3. Distal Convoluted Tubule
Reabsorption
Sodium chloride, bicarbonate ions, hydrogen ions and water are reabsorbed from the distal convoluted tubule into the blood stream.
Secretion
Hydrogen and potassium ions are secreted from the blood into the distal convoluted tubule.
The nephron controls water by movement of sodium chloride in and out of the filtrate and the water will follow sodium depending on the osmotic gradient. Water will move from where there is a lesser concentration of sodium chloride to where there is a higher concentration of sodium chloride.
4. Collecting Duct
Reabsorption
Sodium chloride and water are reabsorbed from the collecting duct back into the blood stream.
Excretion
Components of urine are water, sodium chloride, potassium, bicarbonate, creatinine and urea. Creatinine is neither reabsorbed from nor secreted into nephron after filtration. For this reason, creatinine is used as a marker for glomerular filtration. A high blood creatinine level will indicate a problem in glomerular filtration in the nephron.

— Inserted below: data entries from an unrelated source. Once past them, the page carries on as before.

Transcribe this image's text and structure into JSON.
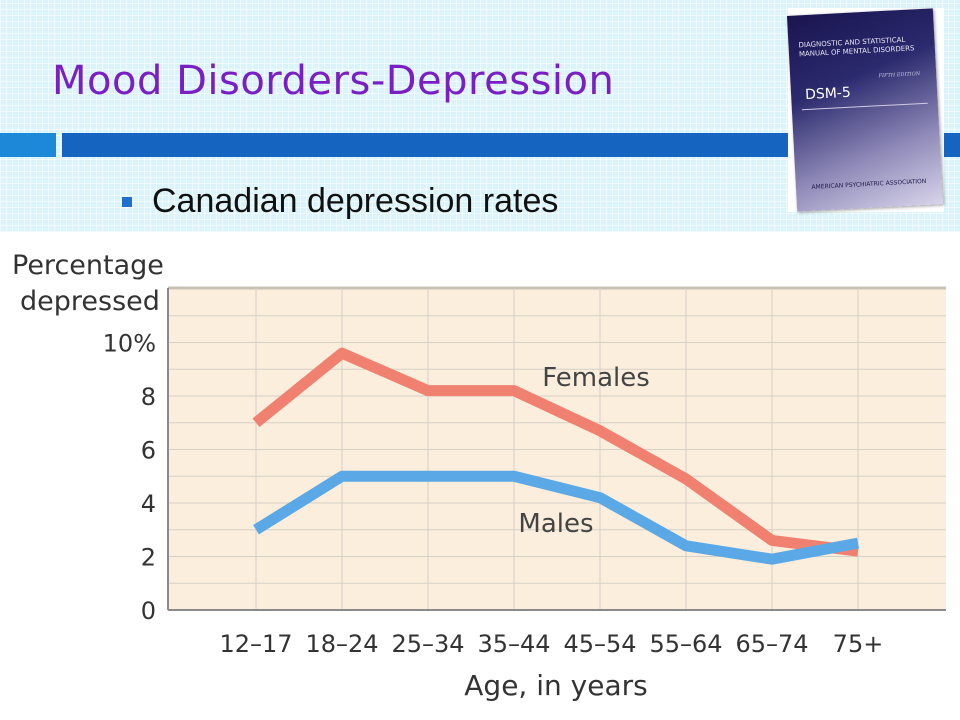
{
  "slide": {
    "title": "Mood Disorders-Depression",
    "bullet": "Canadian depression rates"
  },
  "book": {
    "title": "DIAGNOSTIC AND STATISTICAL MANUAL OF MENTAL DISORDERS",
    "edition": "FIFTH EDITION",
    "name": "DSM-5",
    "publisher": "AMERICAN PSYCHIATRIC ASSOCIATION"
  },
  "colors": {
    "title": "#7a1fc4",
    "accent_bar": "#1565c0",
    "plot_bg": "#fbeedd",
    "females": "#f08070",
    "males": "#5aa8e6"
  },
  "chart_data": {
    "type": "line",
    "ylabel": "Percentage depressed",
    "xlabel": "Age, in years",
    "categories": [
      "12–17",
      "18–24",
      "25–34",
      "35–44",
      "45–54",
      "55–64",
      "65–74",
      "75+"
    ],
    "yticks": [
      "0",
      "2",
      "4",
      "6",
      "8",
      "10%"
    ],
    "ylim": [
      0,
      12
    ],
    "grid": true,
    "series": [
      {
        "name": "Females",
        "values": [
          7.0,
          9.6,
          8.2,
          8.2,
          6.7,
          4.9,
          2.6,
          2.2
        ]
      },
      {
        "name": "Males",
        "values": [
          3.0,
          5.0,
          5.0,
          5.0,
          4.2,
          2.4,
          1.9,
          2.5
        ]
      }
    ]
  }
}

Main components of the glomerular filtrate
Main components in urine
Water, Glucose*, Amino acids*, Sodium chloride, Potassium, Bicarbonate, Creatinine, urea
Water, Sodium chloride, Potassium, Bicarbonate, Creatinine**, Urea
* Reabsorbed 100% back into the blood stream. ** Creatinine is neither reabsorbed nor secreted after filtration.

Regulation of Water Reabsorption
There are two main hormones that regulate the rate of excretion of water.

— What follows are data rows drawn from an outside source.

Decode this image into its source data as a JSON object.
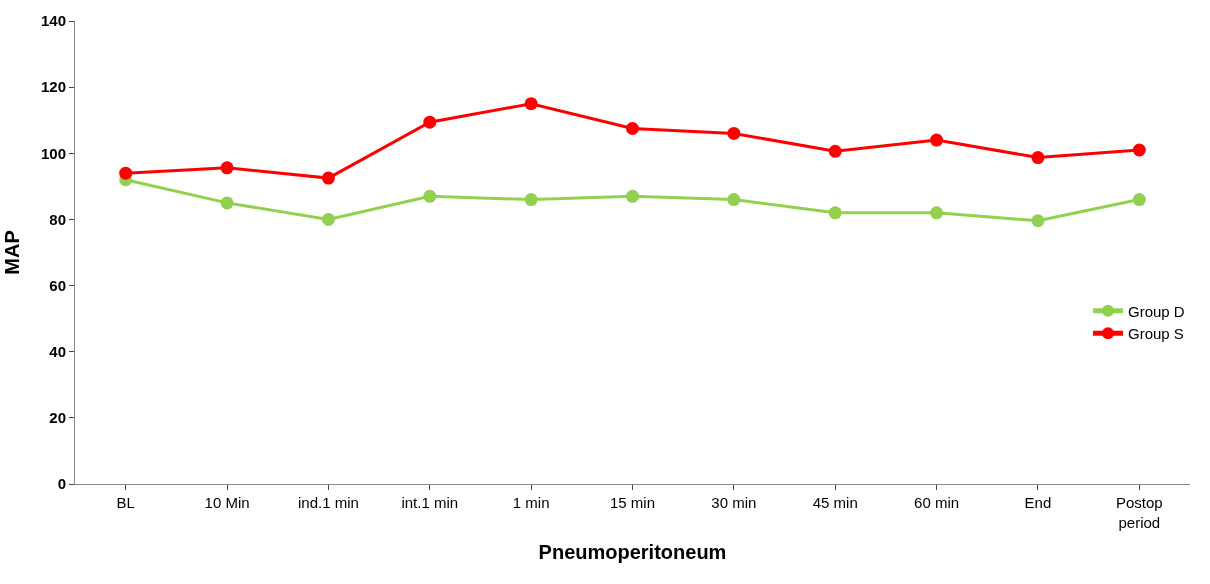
{
  "chart_data": {
    "type": "line",
    "xlabel": "Pneumoperitoneum",
    "ylabel": "MAP",
    "categories": [
      "BL",
      "10 Min",
      "ind.1 min",
      "int.1 min",
      "1 min",
      "15 min",
      "30 min",
      "45 min",
      "60 min",
      "End",
      "Postop period"
    ],
    "series": [
      {
        "name": "Group D",
        "color": "#92d050",
        "values": [
          92,
          85,
          80,
          87,
          86,
          87,
          86,
          82,
          82,
          79.6,
          86
        ]
      },
      {
        "name": "Group S",
        "color": "#ff0000",
        "values": [
          94,
          95.6,
          92.5,
          109.4,
          115,
          107.5,
          106,
          100.6,
          104,
          98.7,
          101
        ]
      }
    ],
    "ylim": [
      0,
      140
    ],
    "yticks": [
      0,
      20,
      40,
      60,
      80,
      100,
      120,
      140
    ],
    "legend": "right",
    "marker": "circle",
    "line_style": "solid"
  }
}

The first hormone is aldosterone which acts on the collecting duct and causes the body to retain more water. Blood pressure increases when the body retains more water. This system is triggered when there is low blood pressure or low sodium ion concentration in the blood. Aldosterone is part of the renin-angiotensin aldosterone system (RAAS).
The second hormone is antidiuretic hormone (ADH) which causes increase water reabsorption at the collecting duct by increasing the water permeability of the collecting ducts. Water then moves back into the blood by osmosis. More ADH is secreted when the body needs to retain more water and this will lead to a concentrated urine.